Ah, man! there are few--very few,
either of fools or of wise men, ken how to guide a woman."
"Why, did I not serve her at the risk of my freedom, and very nigh at
the risk of my neck? Did she not--no, it was not her neither, but that
accursed beldam whom she caused to work upon me--persuade me like a
fool to turn myself into a waterman to help my lord, and a plague to
him, down to Scotland? and instead of going peaceably down to the ship
at Gravesend, did not he rant and bully, and show his pistols, and
make me land him at Greenwich, where he played some swaggering pranks,
that helped both him and me into the Tower?"

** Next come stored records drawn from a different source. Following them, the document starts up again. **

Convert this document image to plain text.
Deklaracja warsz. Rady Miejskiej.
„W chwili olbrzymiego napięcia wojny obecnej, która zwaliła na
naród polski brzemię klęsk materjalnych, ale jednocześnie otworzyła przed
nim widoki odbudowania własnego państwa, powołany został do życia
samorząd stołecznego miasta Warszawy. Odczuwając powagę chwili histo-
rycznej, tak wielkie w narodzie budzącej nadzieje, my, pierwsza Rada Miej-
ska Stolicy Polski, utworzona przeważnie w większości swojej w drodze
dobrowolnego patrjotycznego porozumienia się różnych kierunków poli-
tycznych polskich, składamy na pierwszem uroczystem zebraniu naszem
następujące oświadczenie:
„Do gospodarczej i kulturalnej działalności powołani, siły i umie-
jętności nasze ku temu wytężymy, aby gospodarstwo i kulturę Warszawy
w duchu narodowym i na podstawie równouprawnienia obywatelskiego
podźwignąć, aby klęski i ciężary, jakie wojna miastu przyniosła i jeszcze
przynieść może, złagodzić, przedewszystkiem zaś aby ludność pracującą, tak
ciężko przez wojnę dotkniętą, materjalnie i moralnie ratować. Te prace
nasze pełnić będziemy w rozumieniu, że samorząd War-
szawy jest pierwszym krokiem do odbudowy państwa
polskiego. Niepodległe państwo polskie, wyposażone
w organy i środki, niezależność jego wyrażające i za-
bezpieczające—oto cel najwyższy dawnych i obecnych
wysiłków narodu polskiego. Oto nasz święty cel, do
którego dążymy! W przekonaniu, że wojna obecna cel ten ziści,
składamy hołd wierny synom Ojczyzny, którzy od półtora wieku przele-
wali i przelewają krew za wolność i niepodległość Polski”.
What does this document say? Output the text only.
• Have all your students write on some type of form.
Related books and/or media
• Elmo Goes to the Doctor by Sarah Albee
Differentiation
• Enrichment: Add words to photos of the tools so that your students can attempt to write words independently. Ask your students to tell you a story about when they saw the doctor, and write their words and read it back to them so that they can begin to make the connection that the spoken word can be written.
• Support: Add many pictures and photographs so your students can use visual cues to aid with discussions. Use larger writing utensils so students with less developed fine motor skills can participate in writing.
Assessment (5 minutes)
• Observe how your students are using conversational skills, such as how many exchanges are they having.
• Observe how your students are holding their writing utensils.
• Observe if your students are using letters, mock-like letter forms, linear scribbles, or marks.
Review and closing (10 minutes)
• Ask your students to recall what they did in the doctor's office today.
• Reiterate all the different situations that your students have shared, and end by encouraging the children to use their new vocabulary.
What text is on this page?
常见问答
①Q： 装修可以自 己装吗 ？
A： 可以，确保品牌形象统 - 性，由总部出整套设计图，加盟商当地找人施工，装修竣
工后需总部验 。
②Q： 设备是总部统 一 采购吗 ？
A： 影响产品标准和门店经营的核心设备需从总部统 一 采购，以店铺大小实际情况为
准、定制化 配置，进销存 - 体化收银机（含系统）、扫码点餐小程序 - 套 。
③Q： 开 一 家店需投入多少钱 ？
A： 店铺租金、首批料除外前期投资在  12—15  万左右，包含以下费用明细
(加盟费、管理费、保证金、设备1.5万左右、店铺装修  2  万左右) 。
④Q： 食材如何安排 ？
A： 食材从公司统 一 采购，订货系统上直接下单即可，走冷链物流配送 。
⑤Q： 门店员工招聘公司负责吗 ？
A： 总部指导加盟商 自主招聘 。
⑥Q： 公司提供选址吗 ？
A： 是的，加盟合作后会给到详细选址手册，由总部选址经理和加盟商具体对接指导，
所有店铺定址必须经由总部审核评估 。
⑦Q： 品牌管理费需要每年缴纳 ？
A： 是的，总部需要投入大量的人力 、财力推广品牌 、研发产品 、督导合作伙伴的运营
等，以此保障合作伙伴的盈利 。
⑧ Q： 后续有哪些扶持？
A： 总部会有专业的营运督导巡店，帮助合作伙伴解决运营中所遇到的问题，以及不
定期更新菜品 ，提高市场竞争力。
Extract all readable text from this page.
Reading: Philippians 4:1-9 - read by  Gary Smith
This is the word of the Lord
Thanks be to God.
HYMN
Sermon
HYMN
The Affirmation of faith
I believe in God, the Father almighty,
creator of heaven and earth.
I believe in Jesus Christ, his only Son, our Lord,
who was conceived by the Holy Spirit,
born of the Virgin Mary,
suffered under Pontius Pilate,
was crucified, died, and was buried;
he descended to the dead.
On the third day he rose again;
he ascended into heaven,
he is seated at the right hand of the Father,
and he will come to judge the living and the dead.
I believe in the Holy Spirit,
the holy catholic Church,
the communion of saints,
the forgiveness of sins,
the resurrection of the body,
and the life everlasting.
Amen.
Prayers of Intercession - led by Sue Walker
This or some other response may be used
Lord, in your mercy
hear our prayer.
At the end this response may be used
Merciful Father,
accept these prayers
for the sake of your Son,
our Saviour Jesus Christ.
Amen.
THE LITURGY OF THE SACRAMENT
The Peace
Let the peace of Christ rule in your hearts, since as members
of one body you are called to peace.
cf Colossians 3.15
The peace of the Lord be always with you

"Aha!" said Richie, throwing more than his usual wisdom into his
looks, "so you were the green-jacketed waterman that rowed Lord
Glenvarloch down the river?"
"The more fool I, that did not souse him in the Thames," said Jenkin;
"and I was the lad who would not confess one word of who and what I
was, though they threatened to make me hug the Duke of Exeter's
daughter."[Footnote: A particular species of rack, used at the Tower
of London, was so called.]
"Wha is she, man?" said Richie; "she must be an ill-fashioned piece,
if you're so much afraid of her, and she come of such high kin."
"I mean the rack--the rack, man," said Jenkin. "Where were you bred
that never heard of the Duke of Exeter's daughter? But all the dukes
and duchesses in England could have got nothing out of me--so the
truth came out some other way, and I was set free.